A morte de Hugo Chávez é mais um capítulo na trajetória de um importante personagem da América Latina que poderá se igualar a outras figuras estadistas marcantes na região. O líder bolivariano conseguiu combinar a ansiedade de um povo em sua maioria marginalizado – segundo a Cepal, quando ele assumiu quase 50% do país vivia abaixo da linha da pobreza, em 2012, este número caiu para 29,5% - com um modelo alternativo e abrangente de gestão pública que o consolidou como o “pai dos pobres” venezuelanos.

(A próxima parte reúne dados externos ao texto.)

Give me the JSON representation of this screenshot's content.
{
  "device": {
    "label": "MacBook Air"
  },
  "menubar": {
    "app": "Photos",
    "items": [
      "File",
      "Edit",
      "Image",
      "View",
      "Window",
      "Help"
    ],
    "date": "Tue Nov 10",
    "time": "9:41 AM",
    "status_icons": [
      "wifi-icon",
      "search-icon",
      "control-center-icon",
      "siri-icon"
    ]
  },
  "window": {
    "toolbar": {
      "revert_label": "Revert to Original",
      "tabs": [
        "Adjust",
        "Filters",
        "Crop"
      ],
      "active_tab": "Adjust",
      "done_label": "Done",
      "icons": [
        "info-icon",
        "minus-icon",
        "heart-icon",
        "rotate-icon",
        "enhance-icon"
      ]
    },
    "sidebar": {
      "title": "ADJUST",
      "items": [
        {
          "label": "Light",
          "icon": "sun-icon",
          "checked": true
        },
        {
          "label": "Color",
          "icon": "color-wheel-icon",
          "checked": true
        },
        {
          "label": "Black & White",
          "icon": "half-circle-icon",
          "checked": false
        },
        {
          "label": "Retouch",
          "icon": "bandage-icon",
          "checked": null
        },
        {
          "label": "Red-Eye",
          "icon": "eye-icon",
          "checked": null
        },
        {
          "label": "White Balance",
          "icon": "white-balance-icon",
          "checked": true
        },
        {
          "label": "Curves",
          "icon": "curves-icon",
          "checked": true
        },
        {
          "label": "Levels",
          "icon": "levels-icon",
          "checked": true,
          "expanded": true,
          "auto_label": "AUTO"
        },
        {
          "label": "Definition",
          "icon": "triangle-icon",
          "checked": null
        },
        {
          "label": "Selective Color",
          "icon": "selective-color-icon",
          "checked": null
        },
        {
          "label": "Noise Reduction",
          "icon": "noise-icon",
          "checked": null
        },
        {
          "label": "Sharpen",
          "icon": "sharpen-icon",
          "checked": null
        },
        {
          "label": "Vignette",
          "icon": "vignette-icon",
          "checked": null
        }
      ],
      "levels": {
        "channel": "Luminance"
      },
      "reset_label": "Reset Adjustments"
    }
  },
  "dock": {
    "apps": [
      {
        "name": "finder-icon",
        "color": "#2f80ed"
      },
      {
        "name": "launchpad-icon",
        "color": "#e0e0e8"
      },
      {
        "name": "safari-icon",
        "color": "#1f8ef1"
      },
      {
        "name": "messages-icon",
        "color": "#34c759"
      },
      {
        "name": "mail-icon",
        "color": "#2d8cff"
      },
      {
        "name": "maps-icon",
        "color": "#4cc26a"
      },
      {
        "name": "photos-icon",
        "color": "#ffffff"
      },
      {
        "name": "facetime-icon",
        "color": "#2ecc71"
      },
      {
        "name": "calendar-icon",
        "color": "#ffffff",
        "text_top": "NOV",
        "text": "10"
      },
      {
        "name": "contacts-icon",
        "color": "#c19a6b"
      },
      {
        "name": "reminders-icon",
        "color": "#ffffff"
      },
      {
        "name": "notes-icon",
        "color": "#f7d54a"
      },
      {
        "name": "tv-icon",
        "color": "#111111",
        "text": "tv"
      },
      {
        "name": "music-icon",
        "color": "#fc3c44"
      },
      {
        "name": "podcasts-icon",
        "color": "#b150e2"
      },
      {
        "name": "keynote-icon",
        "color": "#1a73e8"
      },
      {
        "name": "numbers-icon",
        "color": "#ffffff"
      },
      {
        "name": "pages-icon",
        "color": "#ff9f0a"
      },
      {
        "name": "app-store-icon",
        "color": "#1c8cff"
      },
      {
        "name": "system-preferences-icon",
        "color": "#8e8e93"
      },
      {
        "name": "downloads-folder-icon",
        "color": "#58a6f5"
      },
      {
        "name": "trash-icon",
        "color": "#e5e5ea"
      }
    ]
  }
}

Na Venezuela, o papel do chavismo com a ideologia e comportamento de Chávez deve elevar a figura que governou a nação nos últimos 14 anos ao status de redentor popular e exemplo de liderança política. Este fenômeno repete em muitos aspectos o caminho percorrido por outras duas figuras que até hoje são reverenciadas por muitos dos seus compatriotas. Juan Domingo Perón na Argentina e Getúlio Vargas no Brasil, em seus respectivos contextos, deixaram legados que ultrapassaram seu tempo de vida.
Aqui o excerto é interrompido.